The New York Times reports that the resolution calls on state lawmakers to not pass any legislation that ends judges’ ability to apply a defendant’s history and circumstances, and that instead lawmakers should create an independent commission that could study the issue and consider further reforms.
Cuomo’s reform package would allow judges to release more people charged with nonviolent crimes and end indigent bail subsidies, which allow judges to release eligible poor defendants with cash bonds of just $250 to $2,500, though they must still be supervised. It would also limit to 15 days the amount of time a suspect must be held while awaiting trial, plus force judges to set bail according to the severity of the crime.
Slightly less progressive New York City Democrat Christine Quinn, the former Speaker of the City Council, proposed a resolution in the state committee that called for “an end to bail practices that result in ineffective release mechanisms and unduly bail which have been demonstrated to cause racial and ethnic disparities in pretrial incarceration and incarceration” and said that the actions taken by Cuomo’s panel to address the problem were “not comprehensive and appropriate.”
Rather than legislation, Quinn was asking the state to pass a resolution that would allow the courts to set bail on their own.
“The resolution advances a vision for the development of an independent Commission that would further strengthen judicial autonomy to ensure that communities of color are no longer susceptible to dangerous and costly jailing for non-violent offenses and help bring lasting change to the way judges and courts make decisions about bail,” Quinn said in a statement.
The measure was voted down by the committee by 15-8.

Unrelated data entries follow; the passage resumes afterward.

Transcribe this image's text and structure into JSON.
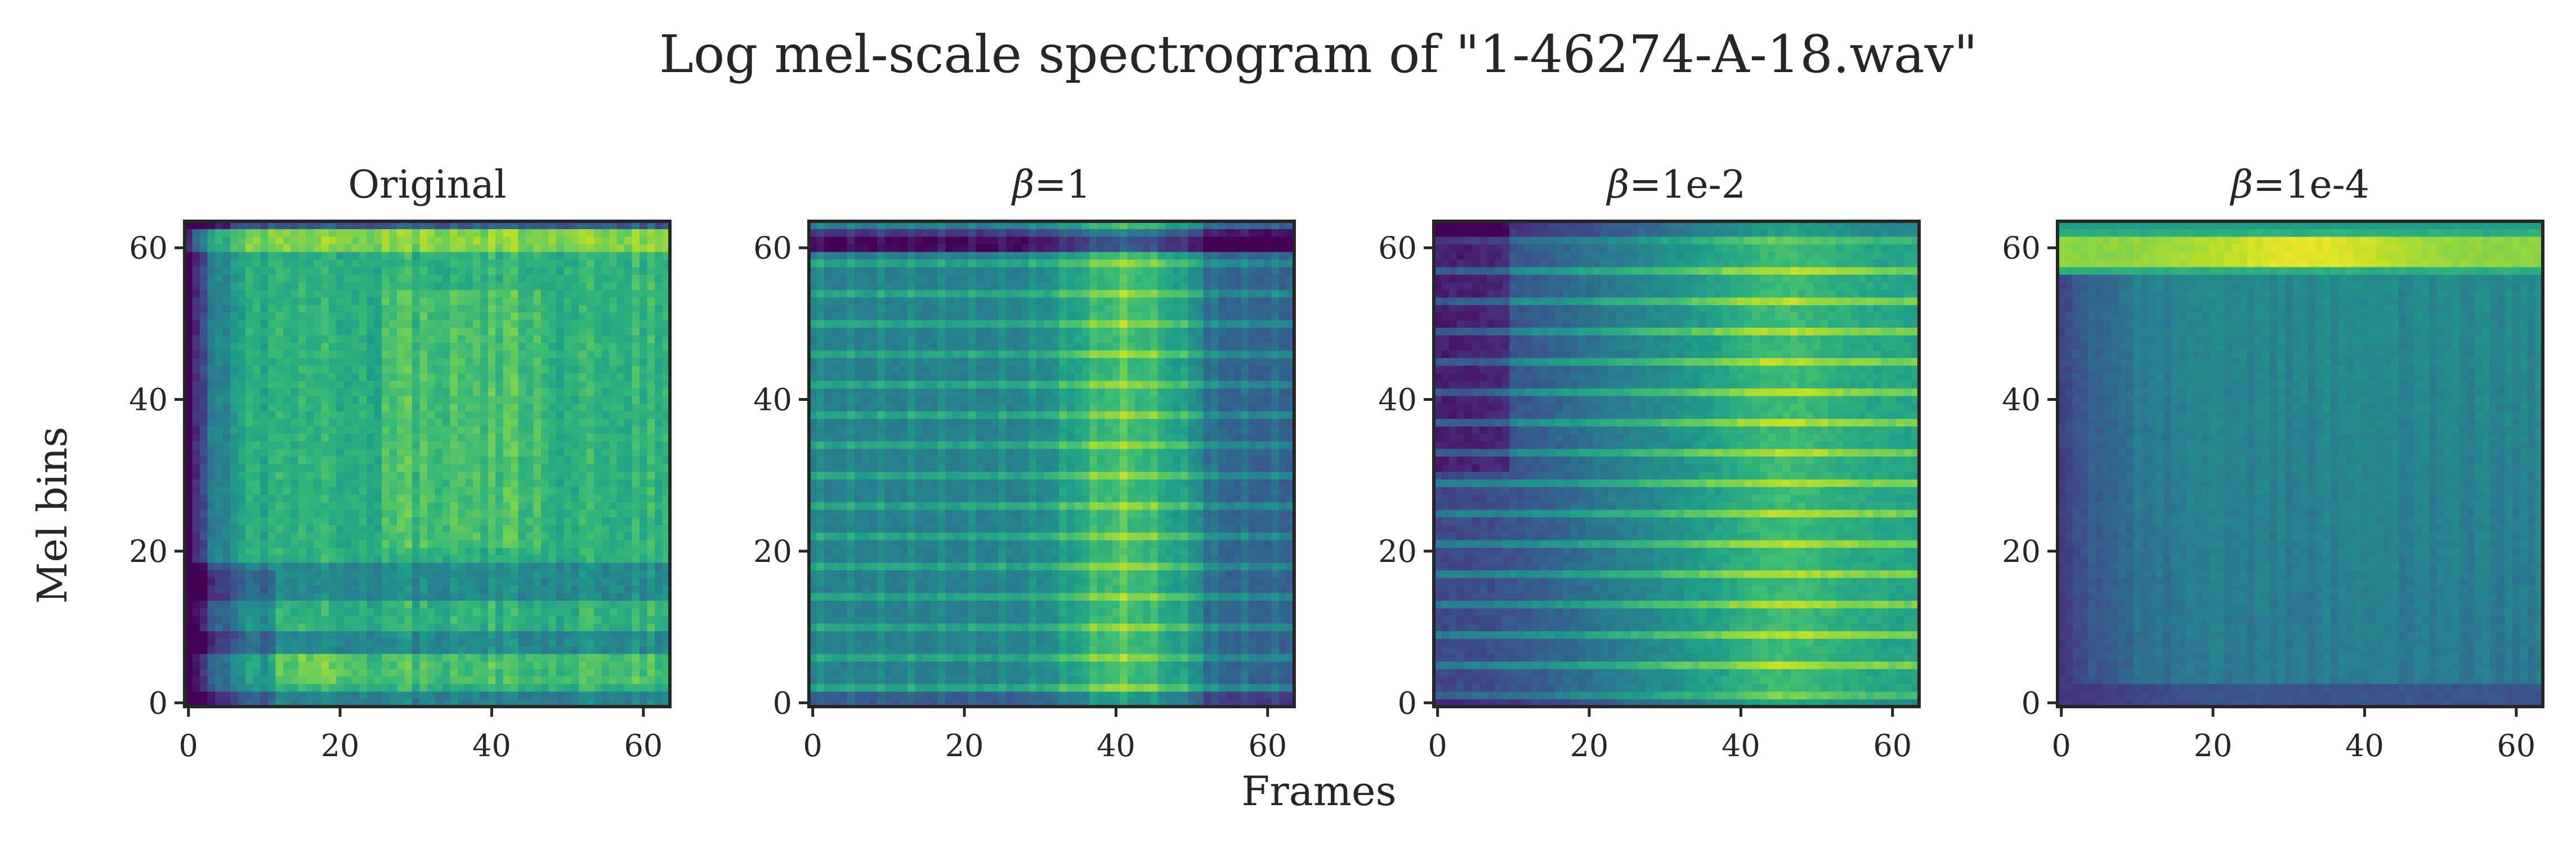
{
  "chart_data": {
    "type": "heatmap",
    "suptitle": "Log mel-scale spectrogram of \"1-46274-A-18.wav\"",
    "xlabel": "Frames",
    "ylabel": "Mel bins",
    "colormap": "viridis",
    "grid": 64,
    "xlim": [
      -0.5,
      63.5
    ],
    "ylim": [
      -0.5,
      63.5
    ],
    "xticks": [
      0,
      20,
      40,
      60
    ],
    "yticks": [
      0,
      20,
      40,
      60
    ],
    "xtick_labels": [
      "0",
      "20",
      "40",
      "60"
    ],
    "ytick_labels": [
      "0",
      "20",
      "40",
      "60"
    ],
    "panels": [
      {
        "id": "original",
        "title": "Original",
        "title_symbol": "",
        "title_value": "",
        "pattern": "original"
      },
      {
        "id": "beta1",
        "title": "β=1",
        "title_symbol": "β",
        "title_value": "=1",
        "pattern": "beta1"
      },
      {
        "id": "beta1e-2",
        "title": "β=1e-2",
        "title_symbol": "β",
        "title_value": "=1e-2",
        "pattern": "beta1e2"
      },
      {
        "id": "beta1e-4",
        "title": "β=1e-4",
        "title_symbol": "β",
        "title_value": "=1e-4",
        "pattern": "beta1e4"
      }
    ]
  },
  "colors": {
    "viridis": [
      "#440154",
      "#482878",
      "#3e4989",
      "#31688e",
      "#26828e",
      "#1f9e89",
      "#35b779",
      "#6ece58",
      "#b5de2b",
      "#fde725"
    ],
    "frame": "#262626",
    "text": "#262626",
    "background": "#ffffff"
  }
}
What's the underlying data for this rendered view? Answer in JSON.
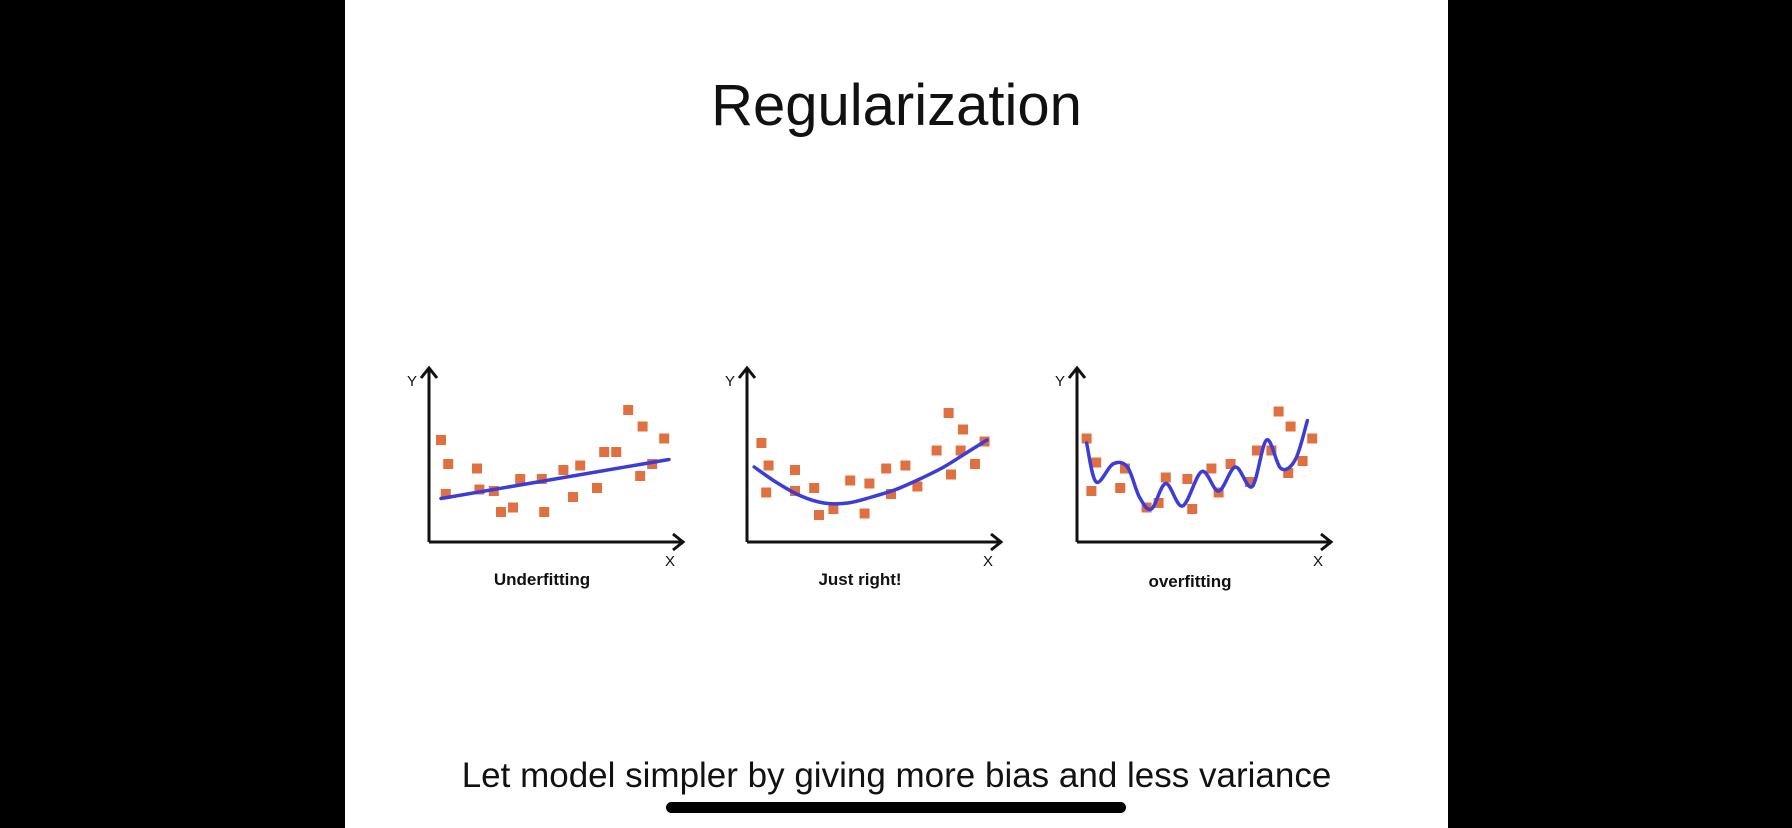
{
  "slide": {
    "title": "Regularization",
    "subtitle": "Let model simpler by giving more bias and less variance"
  },
  "colors": {
    "points": "#e07040",
    "curve": "#3c3cd8",
    "axis": "#111111",
    "background": "#ffffff",
    "letterbox": "#000000"
  },
  "chart_data": [
    {
      "type": "scatter",
      "title": "Underfitting",
      "xlabel": "X",
      "ylabel": "Y",
      "xlim": [
        0,
        10
      ],
      "ylim": [
        0,
        10
      ],
      "points": [
        [
          0.5,
          6.8
        ],
        [
          0.8,
          5.2
        ],
        [
          0.7,
          3.2
        ],
        [
          2.0,
          4.9
        ],
        [
          2.1,
          3.5
        ],
        [
          2.7,
          3.4
        ],
        [
          3.0,
          2.0
        ],
        [
          3.5,
          2.3
        ],
        [
          3.8,
          4.2
        ],
        [
          4.8,
          2.0
        ],
        [
          4.7,
          4.2
        ],
        [
          5.6,
          4.8
        ],
        [
          6.0,
          3.0
        ],
        [
          6.3,
          5.1
        ],
        [
          7.0,
          3.6
        ],
        [
          7.3,
          6.0
        ],
        [
          7.8,
          6.0
        ],
        [
          8.3,
          8.8
        ],
        [
          8.8,
          4.4
        ],
        [
          8.9,
          7.7
        ],
        [
          9.3,
          5.2
        ],
        [
          9.8,
          6.9
        ]
      ],
      "curve": [
        [
          0.5,
          2.9
        ],
        [
          10,
          5.5
        ]
      ]
    },
    {
      "type": "scatter",
      "title": "Just right!",
      "xlabel": "X",
      "ylabel": "Y",
      "xlim": [
        0,
        10
      ],
      "ylim": [
        0,
        10
      ],
      "points": [
        [
          0.6,
          6.6
        ],
        [
          0.9,
          5.1
        ],
        [
          0.8,
          3.3
        ],
        [
          2.0,
          4.8
        ],
        [
          2.0,
          3.4
        ],
        [
          2.8,
          3.6
        ],
        [
          3.0,
          1.8
        ],
        [
          3.6,
          2.2
        ],
        [
          4.3,
          4.1
        ],
        [
          4.9,
          1.9
        ],
        [
          5.1,
          3.9
        ],
        [
          5.8,
          4.9
        ],
        [
          6.0,
          3.2
        ],
        [
          6.6,
          5.1
        ],
        [
          7.1,
          3.7
        ],
        [
          7.9,
          6.1
        ],
        [
          8.4,
          8.6
        ],
        [
          8.5,
          4.5
        ],
        [
          8.9,
          6.1
        ],
        [
          9.0,
          7.5
        ],
        [
          9.5,
          5.2
        ],
        [
          9.9,
          6.7
        ]
      ],
      "curve": [
        [
          0.3,
          5.0
        ],
        [
          1.2,
          4.0
        ],
        [
          2.2,
          3.1
        ],
        [
          3.2,
          2.6
        ],
        [
          4.2,
          2.6
        ],
        [
          5.2,
          3.0
        ],
        [
          6.2,
          3.5
        ],
        [
          7.2,
          4.2
        ],
        [
          8.2,
          5.0
        ],
        [
          9.2,
          6.0
        ],
        [
          10,
          6.8
        ]
      ]
    },
    {
      "type": "scatter",
      "title": "overfitting",
      "xlabel": "X",
      "ylabel": "Y",
      "xlim": [
        0,
        10
      ],
      "ylim": [
        0,
        10
      ],
      "points": [
        [
          0.4,
          6.9
        ],
        [
          0.8,
          5.3
        ],
        [
          0.6,
          3.4
        ],
        [
          2.0,
          4.9
        ],
        [
          1.8,
          3.6
        ],
        [
          2.9,
          2.3
        ],
        [
          3.4,
          2.6
        ],
        [
          3.7,
          4.3
        ],
        [
          4.6,
          4.2
        ],
        [
          4.8,
          2.2
        ],
        [
          5.6,
          4.9
        ],
        [
          5.9,
          3.3
        ],
        [
          6.4,
          5.2
        ],
        [
          7.2,
          4.0
        ],
        [
          7.5,
          6.1
        ],
        [
          8.1,
          6.1
        ],
        [
          8.4,
          8.7
        ],
        [
          8.8,
          4.6
        ],
        [
          8.9,
          7.7
        ],
        [
          9.4,
          5.4
        ],
        [
          9.8,
          6.9
        ]
      ],
      "curve": [
        [
          0.4,
          6.6
        ],
        [
          0.8,
          4.0
        ],
        [
          1.5,
          5.2
        ],
        [
          2.1,
          5.0
        ],
        [
          2.6,
          3.0
        ],
        [
          3.1,
          2.2
        ],
        [
          3.7,
          3.9
        ],
        [
          4.4,
          2.4
        ],
        [
          5.2,
          4.7
        ],
        [
          5.9,
          3.4
        ],
        [
          6.6,
          5.0
        ],
        [
          7.3,
          3.7
        ],
        [
          7.9,
          6.8
        ],
        [
          8.5,
          4.9
        ],
        [
          9.1,
          5.5
        ],
        [
          9.6,
          8.1
        ]
      ]
    }
  ]
}
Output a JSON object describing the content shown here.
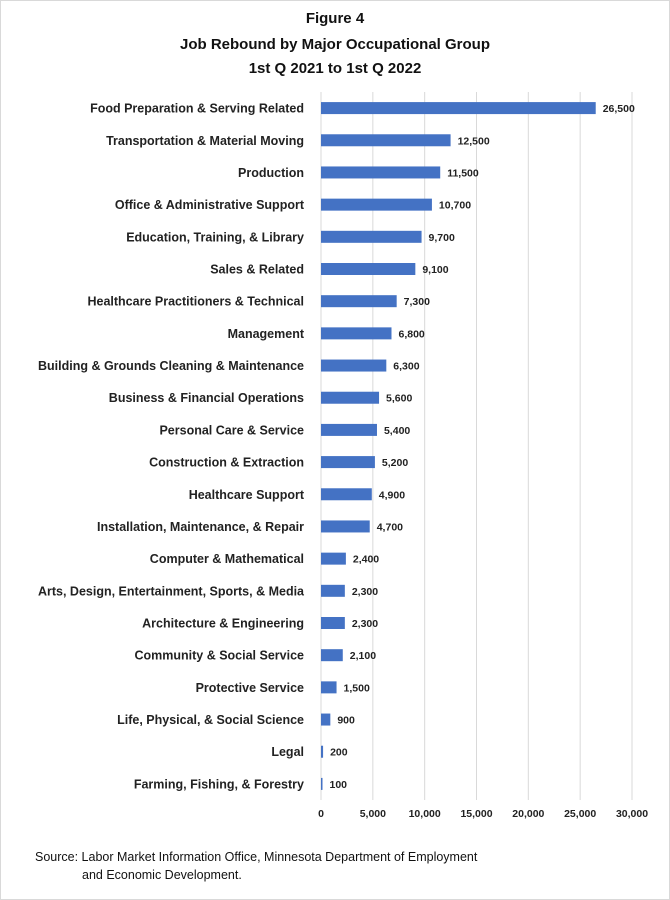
{
  "chart_data": {
    "type": "bar",
    "orientation": "horizontal",
    "title": "Figure 4",
    "subtitle": "Job Rebound by Major Occupational Group",
    "subtitle2": "1st Q 2021 to 1st Q 2022",
    "categories": [
      "Food Preparation & Serving Related",
      "Transportation & Material Moving",
      "Production",
      "Office & Administrative Support",
      "Education, Training, & Library",
      "Sales & Related",
      "Healthcare Practitioners & Technical",
      "Management",
      "Building & Grounds Cleaning & Maintenance",
      "Business & Financial Operations",
      "Personal Care & Service",
      "Construction & Extraction",
      "Healthcare Support",
      "Installation, Maintenance, & Repair",
      "Computer & Mathematical",
      "Arts, Design, Entertainment, Sports, & Media",
      "Architecture & Engineering",
      "Community & Social Service",
      "Protective Service",
      "Life, Physical, & Social Science",
      "Legal",
      "Farming, Fishing, & Forestry"
    ],
    "values": [
      26500,
      12500,
      11500,
      10700,
      9700,
      9100,
      7300,
      6800,
      6300,
      5600,
      5400,
      5200,
      4900,
      4700,
      2400,
      2300,
      2300,
      2100,
      1500,
      900,
      200,
      100
    ],
    "value_labels": [
      "26,500",
      "12,500",
      "11,500",
      "10,700",
      "9,700",
      "9,100",
      "7,300",
      "6,800",
      "6,300",
      "5,600",
      "5,400",
      "5,200",
      "4,900",
      "4,700",
      "2,400",
      "2,300",
      "2,300",
      "2,100",
      "1,500",
      "900",
      "200",
      "100"
    ],
    "xlim": [
      0,
      30000
    ],
    "xticks": [
      0,
      5000,
      10000,
      15000,
      20000,
      25000,
      30000
    ],
    "xtick_labels": [
      "0",
      "5,000",
      "10,000",
      "15,000",
      "20,000",
      "25,000",
      "30,000"
    ],
    "grid": true,
    "bar_color": "#4472c4",
    "grid_color": "#d9d9d9",
    "xlabel": "",
    "ylabel": ""
  },
  "source_line1": "Source: Labor Market Information Office, Minnesota Department of Employment",
  "source_line2": "and Economic Development."
}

During an interview with NY1 earlier this month, New York City Democratic State Senator Brad Hoylman said that Cuomo’s bail reform package was not good enough, noting that the reforms were a form of “pass-the-buck” and promised to continue working with “conscience-driven people in our community” to push for more reform.
A spokesman for Cuomo said that the governor was open to hearing the committee’s resolution and allowing New York courts to continue working on criminal justice reform.
There are currently six bills in New York State Assembly to end bail altogether, each one requiring a two-thirds majority for approval. The House votes on all bail reform bills in this session.